Normalisation (sound_norm)

@erogol I see in the recent PR you’ve added several new features from dev, including “sound_norm” in the AudioProcessor.

From what I can see this normalises the output audio when it’s loaded, but it isn’t (yet) set in config. This simply normalises the volume level right, whereas the spectrogram normalisation ensures the spectrogram is a consistent size, right?

Is sound_norm ready for people to have a go experimenting with different values for it? Happy to give it a shot but my GPU resources are limited so thought I’d ask first :slightly_smiling_face:

Do you mean input? I’ve been trying to normalize input audio volume to have a better training phase. Also, is normalising the spectrogram better than normalising the audio?
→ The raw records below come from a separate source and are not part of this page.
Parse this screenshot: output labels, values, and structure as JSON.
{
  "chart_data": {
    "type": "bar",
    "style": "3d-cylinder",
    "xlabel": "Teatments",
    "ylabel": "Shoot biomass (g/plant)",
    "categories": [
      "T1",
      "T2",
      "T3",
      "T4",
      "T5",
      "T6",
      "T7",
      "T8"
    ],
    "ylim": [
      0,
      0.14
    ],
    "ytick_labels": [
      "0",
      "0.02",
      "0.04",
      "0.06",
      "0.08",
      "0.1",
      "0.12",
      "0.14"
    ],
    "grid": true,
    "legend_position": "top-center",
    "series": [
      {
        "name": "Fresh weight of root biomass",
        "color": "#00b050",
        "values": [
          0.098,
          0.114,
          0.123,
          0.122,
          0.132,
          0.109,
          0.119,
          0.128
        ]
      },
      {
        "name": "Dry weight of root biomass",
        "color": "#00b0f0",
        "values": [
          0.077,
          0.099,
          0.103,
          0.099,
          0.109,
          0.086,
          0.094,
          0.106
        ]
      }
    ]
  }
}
I didn’t quite get that bit you stated about that.

Sorry, yes the input audio.

I’m probably not the best person to explain the spectrogram normalisation, but it was the code for functions like this that ends with a normalisation step (that appears to be on the spectrogram but I could be reading that wrongly!)

1 Like

Ah interesting! I’ll invest some time on it tomorrow. Also interested in knowing if the volume normalization is ready to be used.

Yes sound norm is ready to use, I just forgot to put it to config.json. Adn all your assumptions are correct.

‘sound_norm’ is useful especially for multi-speaker training.

PS. we need to implement a better config scheme. ‘config.json’ is getting cumbersome to use.

1 Like